FirstLight Astronomy Club

33°29.6'N / 117°06.8'W / 1190 ft.

It's YOUR-uh-nus!

Chandrasekhar
Astronomy is like any other discipline, one with its own unique language and special heroes. And like the other disciplines many of these words and names get twisted about or misunderstood or are just plain hard to say. Here are only a few of the many examples I’ve picked up over years of teaching this divine discipline.

The term “astronomy” itself is one that is often misunderstood. When telling someone that I teach astronomy I often get a response that goes something like, “Oh, and what sign are you?” or “Do you know how to do horoscopes?” I have to explain then, in the nicest way of course, that what I teach is the science of astronomy, the study of the heavens, not astrology, its pseudoscientific etymological cousin.

When I tell my class that the next chapter we’ll be looking at is about cosmology, there is always the one well meaning, if not well read, student who exclaims something like, “What do make-up and lipstick got to do with stars?” Once I come to, I explain - in the nicest way, of course - that cosmology is the study of the entire universe from birth to impending death. It is not cosmetology, the study of cosmetics and their many interesting uses.

There are plenty of candy references I get to put up with, too. Besides the obvious planetary namesake that is the Mars bar, which recently went down the Street of Discontinued Candies - but which you can still get on eBay! - there is the astronomically christened Milky Way bar.

Recently it has been discovered that our galaxy, the real Milky Way, has a bar-shaped thicket of stars through its center. Our home is classified as a “barred spiral galaxy.” But don’t make the mistake of asking what the bar in the Milky Way is made of unless you want to hear the quirky answer, “Fluffy milk chocolate?” followed by some goofy laughter.

And, yes, there really is a type of cosmic phenomenon called a Starburst. And no, it is not composed of a multi-colored assortment of chewy fruit-flavored candy. It is a place of intense starbirth that can light up entire areas of galaxies.
Then there is the stockpile of singular names of astronomers past and present. I can lose a class for a couple minutes by just mentioning or trying to pronounce some of these names.

For example, Annie Jump Cannon is not a complete, but ungrammatical sentence about a woman leaping over a large cylindrical weapon.

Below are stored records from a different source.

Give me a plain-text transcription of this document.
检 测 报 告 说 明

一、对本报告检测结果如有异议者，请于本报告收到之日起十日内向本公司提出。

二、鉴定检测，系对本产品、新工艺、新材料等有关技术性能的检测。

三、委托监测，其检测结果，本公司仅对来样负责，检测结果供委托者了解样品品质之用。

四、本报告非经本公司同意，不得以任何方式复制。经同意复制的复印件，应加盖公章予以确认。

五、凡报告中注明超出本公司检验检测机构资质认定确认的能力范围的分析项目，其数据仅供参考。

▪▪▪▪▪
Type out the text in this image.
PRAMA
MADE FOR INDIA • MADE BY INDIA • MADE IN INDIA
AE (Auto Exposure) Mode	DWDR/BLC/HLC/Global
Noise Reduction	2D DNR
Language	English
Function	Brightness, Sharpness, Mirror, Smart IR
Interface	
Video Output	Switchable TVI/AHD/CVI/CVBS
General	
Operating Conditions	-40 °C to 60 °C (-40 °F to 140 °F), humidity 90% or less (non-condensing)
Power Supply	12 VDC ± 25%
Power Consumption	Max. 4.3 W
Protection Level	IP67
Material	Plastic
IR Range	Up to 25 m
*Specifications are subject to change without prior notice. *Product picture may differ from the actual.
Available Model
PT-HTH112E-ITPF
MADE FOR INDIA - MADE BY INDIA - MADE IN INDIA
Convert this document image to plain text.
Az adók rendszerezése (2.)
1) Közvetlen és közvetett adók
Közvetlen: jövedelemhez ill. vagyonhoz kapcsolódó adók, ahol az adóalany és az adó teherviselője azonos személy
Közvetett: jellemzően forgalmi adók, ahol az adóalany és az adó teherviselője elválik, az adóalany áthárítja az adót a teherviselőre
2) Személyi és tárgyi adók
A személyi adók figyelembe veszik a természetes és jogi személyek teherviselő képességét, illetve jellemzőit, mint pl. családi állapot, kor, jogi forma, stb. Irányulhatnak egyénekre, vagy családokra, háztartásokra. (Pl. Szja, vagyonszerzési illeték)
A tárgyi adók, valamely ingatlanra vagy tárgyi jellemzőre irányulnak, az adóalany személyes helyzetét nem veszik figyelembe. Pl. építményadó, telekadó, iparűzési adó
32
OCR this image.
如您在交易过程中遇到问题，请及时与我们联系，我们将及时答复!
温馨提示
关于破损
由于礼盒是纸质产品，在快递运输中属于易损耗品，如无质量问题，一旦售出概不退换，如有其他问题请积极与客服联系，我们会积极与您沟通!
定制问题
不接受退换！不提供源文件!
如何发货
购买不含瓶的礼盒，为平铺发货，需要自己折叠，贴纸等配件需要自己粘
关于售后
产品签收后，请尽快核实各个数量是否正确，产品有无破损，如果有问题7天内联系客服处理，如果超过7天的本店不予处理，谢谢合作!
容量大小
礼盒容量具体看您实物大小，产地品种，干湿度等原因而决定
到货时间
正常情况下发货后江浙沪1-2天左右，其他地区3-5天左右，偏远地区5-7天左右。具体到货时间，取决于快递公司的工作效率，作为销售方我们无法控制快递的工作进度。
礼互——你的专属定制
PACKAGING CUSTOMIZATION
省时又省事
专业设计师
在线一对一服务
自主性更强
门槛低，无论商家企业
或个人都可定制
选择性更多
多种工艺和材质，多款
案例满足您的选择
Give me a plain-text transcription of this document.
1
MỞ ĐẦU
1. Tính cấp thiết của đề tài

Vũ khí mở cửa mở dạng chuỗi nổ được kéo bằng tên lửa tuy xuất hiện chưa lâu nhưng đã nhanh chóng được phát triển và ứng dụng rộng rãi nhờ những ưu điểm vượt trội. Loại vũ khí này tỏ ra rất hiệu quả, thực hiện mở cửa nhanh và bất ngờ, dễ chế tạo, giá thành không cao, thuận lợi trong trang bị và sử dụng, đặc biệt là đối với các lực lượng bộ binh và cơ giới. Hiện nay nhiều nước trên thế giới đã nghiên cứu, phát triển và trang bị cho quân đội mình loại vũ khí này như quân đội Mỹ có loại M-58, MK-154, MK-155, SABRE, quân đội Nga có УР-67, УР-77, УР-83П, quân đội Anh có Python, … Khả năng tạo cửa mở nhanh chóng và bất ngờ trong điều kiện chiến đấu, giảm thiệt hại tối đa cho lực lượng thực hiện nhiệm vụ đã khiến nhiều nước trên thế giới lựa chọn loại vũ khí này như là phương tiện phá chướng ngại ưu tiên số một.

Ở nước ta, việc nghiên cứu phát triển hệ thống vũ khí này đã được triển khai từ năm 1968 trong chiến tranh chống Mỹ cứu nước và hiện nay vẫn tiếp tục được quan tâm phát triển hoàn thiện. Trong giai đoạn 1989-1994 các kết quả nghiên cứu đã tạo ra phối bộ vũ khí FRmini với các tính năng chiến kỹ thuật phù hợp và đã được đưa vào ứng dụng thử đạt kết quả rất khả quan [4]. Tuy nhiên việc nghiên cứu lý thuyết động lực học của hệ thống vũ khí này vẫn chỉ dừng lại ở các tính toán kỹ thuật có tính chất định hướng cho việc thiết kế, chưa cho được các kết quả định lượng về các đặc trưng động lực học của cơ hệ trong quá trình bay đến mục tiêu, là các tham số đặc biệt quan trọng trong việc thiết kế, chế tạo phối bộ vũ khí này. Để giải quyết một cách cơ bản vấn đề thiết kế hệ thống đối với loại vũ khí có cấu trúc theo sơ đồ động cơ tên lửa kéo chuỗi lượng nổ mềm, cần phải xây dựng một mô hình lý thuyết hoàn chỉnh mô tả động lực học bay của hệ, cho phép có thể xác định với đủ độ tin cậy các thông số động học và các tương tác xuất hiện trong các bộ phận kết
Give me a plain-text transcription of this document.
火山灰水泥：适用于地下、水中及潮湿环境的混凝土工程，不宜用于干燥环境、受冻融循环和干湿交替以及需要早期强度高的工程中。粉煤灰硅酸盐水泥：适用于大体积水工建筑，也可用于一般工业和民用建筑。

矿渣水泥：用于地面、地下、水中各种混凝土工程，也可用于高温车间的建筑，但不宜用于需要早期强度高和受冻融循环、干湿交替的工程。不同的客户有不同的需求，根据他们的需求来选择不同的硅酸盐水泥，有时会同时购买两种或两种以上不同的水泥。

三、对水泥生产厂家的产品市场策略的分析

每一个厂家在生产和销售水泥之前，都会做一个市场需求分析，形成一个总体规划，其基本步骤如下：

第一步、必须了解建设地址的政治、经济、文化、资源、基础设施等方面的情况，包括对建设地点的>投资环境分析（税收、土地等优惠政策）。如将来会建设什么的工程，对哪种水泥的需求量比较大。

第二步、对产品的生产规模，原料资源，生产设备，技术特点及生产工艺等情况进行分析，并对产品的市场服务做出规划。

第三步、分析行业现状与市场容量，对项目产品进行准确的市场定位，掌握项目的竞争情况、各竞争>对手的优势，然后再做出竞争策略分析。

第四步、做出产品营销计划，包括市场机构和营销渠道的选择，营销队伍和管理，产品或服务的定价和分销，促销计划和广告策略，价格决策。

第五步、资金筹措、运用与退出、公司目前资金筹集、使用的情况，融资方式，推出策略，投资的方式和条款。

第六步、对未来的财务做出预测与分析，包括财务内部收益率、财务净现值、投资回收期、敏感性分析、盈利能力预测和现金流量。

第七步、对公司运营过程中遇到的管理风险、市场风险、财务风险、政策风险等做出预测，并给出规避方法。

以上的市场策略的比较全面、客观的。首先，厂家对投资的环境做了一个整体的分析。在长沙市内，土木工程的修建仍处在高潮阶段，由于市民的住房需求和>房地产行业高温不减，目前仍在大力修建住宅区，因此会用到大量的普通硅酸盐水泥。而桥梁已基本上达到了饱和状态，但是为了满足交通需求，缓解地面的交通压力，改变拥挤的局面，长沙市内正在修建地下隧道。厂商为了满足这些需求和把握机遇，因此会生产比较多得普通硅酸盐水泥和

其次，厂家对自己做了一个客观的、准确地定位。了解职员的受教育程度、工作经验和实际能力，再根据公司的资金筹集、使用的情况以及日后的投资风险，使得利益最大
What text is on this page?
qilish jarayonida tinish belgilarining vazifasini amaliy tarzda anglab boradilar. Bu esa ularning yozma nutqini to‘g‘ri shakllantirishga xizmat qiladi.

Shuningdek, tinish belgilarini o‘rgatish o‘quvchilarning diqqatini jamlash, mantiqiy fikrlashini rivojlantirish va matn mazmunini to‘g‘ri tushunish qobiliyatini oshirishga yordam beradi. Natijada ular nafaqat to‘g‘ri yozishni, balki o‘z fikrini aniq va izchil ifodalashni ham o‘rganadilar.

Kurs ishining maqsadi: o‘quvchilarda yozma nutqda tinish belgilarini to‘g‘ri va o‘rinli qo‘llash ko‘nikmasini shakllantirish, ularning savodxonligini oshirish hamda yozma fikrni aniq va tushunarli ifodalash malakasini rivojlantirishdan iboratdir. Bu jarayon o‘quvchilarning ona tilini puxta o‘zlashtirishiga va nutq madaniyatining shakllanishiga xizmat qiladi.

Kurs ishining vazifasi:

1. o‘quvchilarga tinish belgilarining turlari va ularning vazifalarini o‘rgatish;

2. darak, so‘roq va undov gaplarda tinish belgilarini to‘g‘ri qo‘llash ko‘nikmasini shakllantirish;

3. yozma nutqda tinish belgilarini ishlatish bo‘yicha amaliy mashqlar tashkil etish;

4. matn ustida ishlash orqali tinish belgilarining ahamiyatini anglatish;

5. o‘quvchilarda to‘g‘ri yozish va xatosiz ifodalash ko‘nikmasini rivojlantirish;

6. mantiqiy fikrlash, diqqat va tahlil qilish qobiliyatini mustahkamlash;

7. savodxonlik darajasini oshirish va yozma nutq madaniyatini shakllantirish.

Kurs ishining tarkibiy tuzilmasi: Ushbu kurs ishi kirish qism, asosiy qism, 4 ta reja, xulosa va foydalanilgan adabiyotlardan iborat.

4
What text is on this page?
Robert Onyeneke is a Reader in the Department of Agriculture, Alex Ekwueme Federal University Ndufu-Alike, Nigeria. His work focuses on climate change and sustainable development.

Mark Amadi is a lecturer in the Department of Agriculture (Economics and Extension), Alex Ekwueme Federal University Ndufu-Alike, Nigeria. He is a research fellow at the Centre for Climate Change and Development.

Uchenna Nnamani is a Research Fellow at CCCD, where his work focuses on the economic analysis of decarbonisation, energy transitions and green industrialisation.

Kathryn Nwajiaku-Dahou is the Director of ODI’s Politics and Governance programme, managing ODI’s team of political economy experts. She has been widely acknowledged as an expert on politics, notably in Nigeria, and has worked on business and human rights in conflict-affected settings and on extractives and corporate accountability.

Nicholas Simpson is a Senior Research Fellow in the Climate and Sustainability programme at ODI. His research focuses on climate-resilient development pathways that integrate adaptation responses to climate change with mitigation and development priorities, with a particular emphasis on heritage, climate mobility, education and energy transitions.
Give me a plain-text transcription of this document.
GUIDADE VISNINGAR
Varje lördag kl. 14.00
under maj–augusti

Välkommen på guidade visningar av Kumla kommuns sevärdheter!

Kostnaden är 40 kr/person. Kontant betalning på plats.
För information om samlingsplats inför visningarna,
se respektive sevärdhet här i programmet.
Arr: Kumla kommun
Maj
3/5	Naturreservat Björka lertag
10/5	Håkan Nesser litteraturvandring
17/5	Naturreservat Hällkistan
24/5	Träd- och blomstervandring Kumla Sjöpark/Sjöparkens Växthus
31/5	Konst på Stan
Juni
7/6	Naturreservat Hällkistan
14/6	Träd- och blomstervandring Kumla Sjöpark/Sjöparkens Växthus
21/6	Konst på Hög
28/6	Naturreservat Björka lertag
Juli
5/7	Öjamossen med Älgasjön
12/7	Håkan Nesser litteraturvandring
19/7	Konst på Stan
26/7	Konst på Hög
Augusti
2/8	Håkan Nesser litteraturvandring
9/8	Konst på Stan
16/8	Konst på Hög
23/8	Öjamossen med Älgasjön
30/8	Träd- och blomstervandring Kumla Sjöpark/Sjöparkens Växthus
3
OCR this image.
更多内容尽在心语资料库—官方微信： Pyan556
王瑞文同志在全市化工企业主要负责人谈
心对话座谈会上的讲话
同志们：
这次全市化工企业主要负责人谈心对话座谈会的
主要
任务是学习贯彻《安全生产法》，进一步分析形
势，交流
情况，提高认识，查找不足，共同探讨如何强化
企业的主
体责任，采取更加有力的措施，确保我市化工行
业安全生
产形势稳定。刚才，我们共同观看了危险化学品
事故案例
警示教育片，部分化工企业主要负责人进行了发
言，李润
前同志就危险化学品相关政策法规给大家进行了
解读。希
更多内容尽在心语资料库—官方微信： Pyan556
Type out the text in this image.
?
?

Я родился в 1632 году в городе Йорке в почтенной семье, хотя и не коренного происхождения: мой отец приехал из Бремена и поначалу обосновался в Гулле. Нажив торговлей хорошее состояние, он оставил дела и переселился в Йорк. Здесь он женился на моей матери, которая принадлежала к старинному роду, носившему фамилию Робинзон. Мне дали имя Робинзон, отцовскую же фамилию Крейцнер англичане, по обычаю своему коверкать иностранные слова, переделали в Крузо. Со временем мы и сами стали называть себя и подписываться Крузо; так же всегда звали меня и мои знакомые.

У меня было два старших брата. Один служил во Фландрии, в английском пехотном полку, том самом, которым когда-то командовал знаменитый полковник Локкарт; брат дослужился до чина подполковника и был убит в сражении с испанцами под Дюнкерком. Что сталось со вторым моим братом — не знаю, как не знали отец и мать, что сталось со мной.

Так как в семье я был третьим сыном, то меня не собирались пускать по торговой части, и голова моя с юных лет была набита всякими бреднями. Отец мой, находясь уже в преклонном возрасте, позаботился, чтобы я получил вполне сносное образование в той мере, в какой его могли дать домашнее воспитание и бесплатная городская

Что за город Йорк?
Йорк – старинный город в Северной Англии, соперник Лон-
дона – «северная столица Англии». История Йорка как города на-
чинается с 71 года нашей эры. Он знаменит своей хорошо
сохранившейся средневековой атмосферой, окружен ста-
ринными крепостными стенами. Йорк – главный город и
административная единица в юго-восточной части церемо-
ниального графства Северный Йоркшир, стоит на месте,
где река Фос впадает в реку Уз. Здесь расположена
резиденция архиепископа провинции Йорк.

It is the real name of a very famous pioneering woman astronomer who was first to classify stars – over a half million of them - back in the early 20th century.

Other tongue-twisting topliners are Tycho Brahe, the great pretelescopic Danish observer; Karl Schwarzschild, a pioneer in the field of black holes; the extraordinarily eccentric Fritz Zwicky out of Caltech, one of the first astronomers to consider the now vital tool of gravitational lensing; Enjar Hertzsprung, another Danish astronomer who, with another astronomer by the relatively lackluster name of Henry Russell, gave us the most famous star diagram in astronomy.

In my opinion, though, the king of all names unique, and the moniker that offers a great chance for me to embarrass myself in front of my class, belongs to Subrahmanyan Chandrasekhar (pictured here). He was the world-class astronomer who helped define the mass limits of dead stars called white dwarfs. Mercifully for me, everyone called him Chandra for short. The Chandra X-ray Observatory, a cutting-edge tool for discovering the invisible universe, was named for him.

And, of course, even astronomy has its share of wordplay in the form of off-color double entendres. But I won’t foul this column with any of them except to ask you – in the nicest way, of course - to pronounce the seventh planet out, Uranus, with the accent on the first syllable, something like “YOUR-un-us.” If we all pronounced it that way, astronomy instructors could trade in hours of snickers for quality learning time.